TRIBUNNEWS.COM, JAKARTA – Penggunaan bioenergi atau energi terbarukan yang berasal dari bahan baku organik terus digalakkan di beberapa negara, termasuk Indonesia.
Indonesia diperkirakan akan memproduksi 100 persen bahan bakarnya dari minyak sawit atau B100.
Direktur PT Fumin Kingdo Bersaudara, Yudhi Fu mengatakan, pihaknya bekerja sama dengan Henan Hi-tech Kingdo Industrial untuk membangun pabrik B100 di Bangka yang dapat memanfaatkan limbah kelapa sawit dengan lebih baik sehingga menghasilkan produk yang lebih kompetitif.
Henan Hi-tech Kingdo Industrial merupakan salah satu perusahaan biodiesel di Tiongkok, yang tidak hanya mengoperasikan pabrik biodiesel di Tiongkok, namun juga menguasai teknologi canggih dan matang dalam mengubah limbah minyak sawit menjadi biodiesel energi baru.
“B100 kita tidak hanya bisa digunakan di dalam negeri tapi juga bisa diekspor ke Amerika dan Eropa karena memenuhi regulasi energi terbarukan mereka,” kata Yudhi kepada wartawan, Jumat (30/8/2024).
Yudhi menjelaskan, Indonesia memiliki limbah sawit yang cukup banyak. Pasalnya, Indonesia menghasilkan 55,8 juta ton minyak sawit per tahun dan 2,2 juta ton minyak sawit terbuang.
Sebelumnya pabrik CPO di Indonesia membuangnya begitu saja sebagai limbah. Hal ini tidak hanya menyebabkan pencemaran lingkungan tetapi juga memboroskan sumber daya.
“Dalam beberapa tahun terakhir, pabrik-pabrik di Tiongkok banyak mengimpor limbah kelapa sawit dari Indonesia sebagai bahan baku produksi biodiesel, karena biodiesel dari limbah kelapa sawit dikenal sebagai produk yang mampu mengurangi emisi CO2. diekspor ke Amerika dan Eropa,” ujarnya.
Yudhi menjelaskan penggunaan B100 memberikan dampak signifikan terhadap penurunan emisi CO2. Indonesia, salah satu penghasil emisi gas rumah kaca terbesar di dunia, telah menetapkan target pengurangan emisi sebesar 31,89 persen, atau 43,2 persen dengan dukungan internasional, pada tahun 2030.

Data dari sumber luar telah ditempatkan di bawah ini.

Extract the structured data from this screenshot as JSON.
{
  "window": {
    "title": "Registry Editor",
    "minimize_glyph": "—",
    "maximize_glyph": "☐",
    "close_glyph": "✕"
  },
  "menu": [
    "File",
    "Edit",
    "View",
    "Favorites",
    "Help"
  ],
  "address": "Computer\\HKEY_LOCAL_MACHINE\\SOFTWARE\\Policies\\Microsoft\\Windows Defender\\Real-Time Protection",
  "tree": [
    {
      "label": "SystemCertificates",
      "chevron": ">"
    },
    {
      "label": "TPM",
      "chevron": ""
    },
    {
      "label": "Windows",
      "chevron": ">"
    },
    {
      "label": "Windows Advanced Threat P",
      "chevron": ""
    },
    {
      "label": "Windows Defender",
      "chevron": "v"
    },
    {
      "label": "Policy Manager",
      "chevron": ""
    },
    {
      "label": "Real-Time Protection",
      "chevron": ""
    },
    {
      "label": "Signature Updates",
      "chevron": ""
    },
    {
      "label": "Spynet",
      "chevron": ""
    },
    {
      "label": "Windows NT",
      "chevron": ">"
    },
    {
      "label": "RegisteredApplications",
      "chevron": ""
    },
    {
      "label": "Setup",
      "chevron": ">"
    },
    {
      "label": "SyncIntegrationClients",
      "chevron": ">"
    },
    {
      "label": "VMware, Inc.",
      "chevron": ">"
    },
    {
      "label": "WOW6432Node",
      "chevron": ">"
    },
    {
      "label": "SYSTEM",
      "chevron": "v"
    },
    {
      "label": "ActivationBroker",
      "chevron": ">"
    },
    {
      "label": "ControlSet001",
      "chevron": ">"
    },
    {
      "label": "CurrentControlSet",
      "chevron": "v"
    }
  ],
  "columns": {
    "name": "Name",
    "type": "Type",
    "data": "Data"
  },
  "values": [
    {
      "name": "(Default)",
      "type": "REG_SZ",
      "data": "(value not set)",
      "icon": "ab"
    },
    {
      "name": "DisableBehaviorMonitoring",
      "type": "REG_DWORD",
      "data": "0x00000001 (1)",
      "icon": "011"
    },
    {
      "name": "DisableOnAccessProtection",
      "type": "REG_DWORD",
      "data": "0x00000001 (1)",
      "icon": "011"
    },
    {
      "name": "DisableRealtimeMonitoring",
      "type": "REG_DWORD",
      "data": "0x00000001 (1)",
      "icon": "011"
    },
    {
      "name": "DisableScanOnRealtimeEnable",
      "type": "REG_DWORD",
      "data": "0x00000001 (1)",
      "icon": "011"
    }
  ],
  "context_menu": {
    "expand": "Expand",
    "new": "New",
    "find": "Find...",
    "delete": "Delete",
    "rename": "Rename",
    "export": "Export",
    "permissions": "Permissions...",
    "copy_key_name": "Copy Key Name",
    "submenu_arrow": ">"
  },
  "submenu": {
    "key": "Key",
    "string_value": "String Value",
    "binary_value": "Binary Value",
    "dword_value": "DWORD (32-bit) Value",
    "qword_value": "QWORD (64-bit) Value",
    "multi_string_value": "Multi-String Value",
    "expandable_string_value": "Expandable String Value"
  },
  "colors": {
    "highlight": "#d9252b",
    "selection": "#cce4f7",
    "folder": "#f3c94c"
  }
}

“B100 akan berkontribusi dalam mencapai target penurunan emisi,” ujarnya.
Pabrik biodiesel lain di Indonesia menggunakan minyak sawit olahan sebagai bahan baku produksi biodiesel, namun Yudhi mengatakan pabrik biodieselnya di Bangka akan menggunakan limbah kelapa sawit (POME) dari pabrik kelapa sawit untuk memproduksi biodiesel. Menurutnya, harga minyak sawit lebih murah dibandingkan minyak sawit olahan.
“Selain itu, kami menggunakan teknologi yang lebih maju dari China untuk semakin menekan biaya produksi. Oleh karena itu, B100 kami diperkirakan memiliki keunggulan harga dibandingkan biodiesel yang sudah ada,” tambahnya.
“Saat ini pabrik-pabrik di Indonesia menggunakan minyak sawit olahan untuk memproduksi biodiesel. Pabrik kami akan menggunakan limbah minyak sawit dari pabrik CPO bahkan minyak goreng dari restoran. B100 kami akan lebih murah dibandingkan biodiesel dari pabrik lain di Indonesia, setidaknya sekarang.” lebih mahal dibandingkan petrodiesel,” jelasnya.
Yudhi menegaskan, penggunaan B100 akan membantu mengurangi impor minyak mentah. Ia menegaskan, kelapa sawit merupakan sumber daya terbarukan.
“Jadi B100 merupakan energi terbarukan yang bermanfaat bagi ketahanan energi kita di masa depan,” ujarnya.
Yudhi pun yakin pemerintahan Prabowo-Gibran akan mendukung program B100. Apalagi penggunaan B100 diyakini akan menghemat keuangan negara senilai Rp309 triliun.
“Saya yakin (pemerintahan ke depan akan mendukung hal ini) karena dalam beberapa kesempatan Prabowo mengatakan dirinya memiliki program tabungan hingga Rp 309 triliun. Dengan demikian, hal itu akan mengurangi tekanan terhadap anggaran negara dan meningkatkan lapangan kerja dan kesempatan kerja. industri dalam negeri,” ujarnya.